Sure enough, the Lions re-signed Pettigrew to a four-year deal worth $12 million. Before we knew it, the Lions were on the clock with the 10th pick of the 2014 NFL Draft. Per usual, the Lions made a questionable decision. Despite spending money on retaining a starting tight end, they went ahead and drafted another one. Eric Ebron was selected before Odell Beckham Jr., Aaron Donald, and Zack Martin.
This pick will always look bad and might never make sense, but just to try and make sense out of it. The Lions added a natural pass catcher in Ebron and were expected to use Pettigrew in a more of a blocking role. For Stafford, the connection was there with Ebron despite his struggles with drops. In his four seasons with the Lions, Ebron had 186 receptions, 2,070 yards, and 11 touchdowns.
Let’s bring it all together, shall we? In 2017, Matthew Stafford had 565 pass attempts, and 119 of those passes were intended for a tight end (Eric Ebron, Darren Fells, or Michael Roberts). That was good for 21% of the targets on the season. Fast forward to this season and it’s a totally different story:
Yes, this is a fantasy football spreadsheet, but it speaks volumes. Look right in the middle and you’ll see the Detroit Lions ranked dead last in receptions by tight ends. But let’s put receptions aside and take a look at volume for tight ends on the Lions for the 2018 season.
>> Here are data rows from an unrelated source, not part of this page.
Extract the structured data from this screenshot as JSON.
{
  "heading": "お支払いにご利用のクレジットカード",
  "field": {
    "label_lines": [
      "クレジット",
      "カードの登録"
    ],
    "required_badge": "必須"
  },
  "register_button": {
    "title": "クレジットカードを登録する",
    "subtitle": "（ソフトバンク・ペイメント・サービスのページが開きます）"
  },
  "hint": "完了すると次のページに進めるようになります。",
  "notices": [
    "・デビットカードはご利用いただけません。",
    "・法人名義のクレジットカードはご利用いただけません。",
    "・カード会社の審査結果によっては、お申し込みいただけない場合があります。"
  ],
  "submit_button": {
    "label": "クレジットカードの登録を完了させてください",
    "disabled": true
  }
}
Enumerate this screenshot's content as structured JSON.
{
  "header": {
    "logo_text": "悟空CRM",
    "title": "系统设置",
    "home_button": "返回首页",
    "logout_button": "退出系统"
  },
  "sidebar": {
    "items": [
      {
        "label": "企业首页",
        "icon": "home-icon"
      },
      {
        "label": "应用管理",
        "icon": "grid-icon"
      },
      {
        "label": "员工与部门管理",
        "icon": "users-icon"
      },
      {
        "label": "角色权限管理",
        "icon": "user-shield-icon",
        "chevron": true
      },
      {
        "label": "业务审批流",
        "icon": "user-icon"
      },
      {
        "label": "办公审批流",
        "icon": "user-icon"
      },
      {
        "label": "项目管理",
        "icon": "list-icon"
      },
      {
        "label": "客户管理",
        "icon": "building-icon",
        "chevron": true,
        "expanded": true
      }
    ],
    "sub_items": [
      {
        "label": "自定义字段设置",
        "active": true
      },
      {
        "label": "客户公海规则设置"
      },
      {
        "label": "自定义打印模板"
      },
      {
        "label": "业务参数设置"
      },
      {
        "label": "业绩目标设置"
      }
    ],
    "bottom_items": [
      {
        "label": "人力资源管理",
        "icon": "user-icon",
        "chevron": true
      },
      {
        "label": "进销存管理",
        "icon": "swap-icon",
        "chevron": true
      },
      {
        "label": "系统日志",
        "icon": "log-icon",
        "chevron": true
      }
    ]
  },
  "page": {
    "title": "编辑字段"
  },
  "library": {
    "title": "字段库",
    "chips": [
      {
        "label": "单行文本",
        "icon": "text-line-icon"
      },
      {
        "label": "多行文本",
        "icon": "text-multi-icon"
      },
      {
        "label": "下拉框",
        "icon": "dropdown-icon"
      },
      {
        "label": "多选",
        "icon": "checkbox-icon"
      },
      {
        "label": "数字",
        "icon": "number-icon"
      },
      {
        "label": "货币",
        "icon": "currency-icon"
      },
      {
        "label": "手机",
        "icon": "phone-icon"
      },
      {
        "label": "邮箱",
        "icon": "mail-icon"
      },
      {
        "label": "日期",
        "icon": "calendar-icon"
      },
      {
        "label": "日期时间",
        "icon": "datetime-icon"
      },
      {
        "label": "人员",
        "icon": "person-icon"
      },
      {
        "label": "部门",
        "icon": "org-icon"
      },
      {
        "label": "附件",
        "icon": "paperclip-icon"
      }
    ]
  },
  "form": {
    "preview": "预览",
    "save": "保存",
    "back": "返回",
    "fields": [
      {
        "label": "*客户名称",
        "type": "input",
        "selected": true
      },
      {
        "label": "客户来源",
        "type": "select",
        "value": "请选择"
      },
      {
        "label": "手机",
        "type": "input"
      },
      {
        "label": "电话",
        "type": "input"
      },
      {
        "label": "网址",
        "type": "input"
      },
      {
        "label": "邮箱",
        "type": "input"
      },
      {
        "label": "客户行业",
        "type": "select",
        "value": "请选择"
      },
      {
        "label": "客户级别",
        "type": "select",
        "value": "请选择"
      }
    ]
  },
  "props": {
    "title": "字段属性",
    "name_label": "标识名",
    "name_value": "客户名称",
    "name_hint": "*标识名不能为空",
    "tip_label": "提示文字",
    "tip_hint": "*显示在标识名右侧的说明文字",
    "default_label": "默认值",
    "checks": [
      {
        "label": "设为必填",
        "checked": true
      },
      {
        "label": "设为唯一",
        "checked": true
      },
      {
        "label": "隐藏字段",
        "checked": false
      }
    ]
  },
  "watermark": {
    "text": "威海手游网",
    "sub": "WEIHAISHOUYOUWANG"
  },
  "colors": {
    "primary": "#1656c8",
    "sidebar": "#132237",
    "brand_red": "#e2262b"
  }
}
We have to add in the 17 pass attempts from Matt Cassel this season to the 555 pass attempts from Matthew Stafford, and the transition from 2017 to 2018 is stunning. This season, the three tight ends for the Lions (Levine Toilolo, Luke Willson, and Michael Roberts) only combined for 62 total targets. That’s good for 10.84% of the targets. Yes, you read that correctly and yes, I took away the touchdown pass that kicker Matt Prater threw to Levine Toilolo in week 17.
No matter how you slice it, the Lions need to find an upgrade at the tight end position. They could look to add potential free agent Jared Cook, but he’s on the wrong side of 30 and should only be considered on a year-to-year basis. The free agent market is still tough to determine, but Cook would probably the top option in terms of production. At age 32, he did put together an impressive season of 68 receptions for 896 yards and six touchdowns.
Realistically, the Lions need to find a young tight end they can mold. Whether they continue to trend into the direction of a team that wants to protect the football and run first or turn into one of the more pass-heavy offenses, there will be plenty of options in the 2019 NFL Draft.
Irv Smith Jr., Alabama, 6’4″ 246 lbs
This would be the best case scenario. I try to put the Lions in position to draft Noah Fant from Iowa in my head, but I just don’t see it happening. However, Irv Smith Jr. could very well be on the board for the Lions in the second round of the 2019 NFL Draft. It would work out perfectly for them in so many ways. He came into the season without any buzz, and all season long he’s been establishing himself as one of the best tight ends in the nation. With 40 receptions for 667 yards and seven touchdowns, there’s good reason to believe that Smith is just starting to scratch the surface of what he can be.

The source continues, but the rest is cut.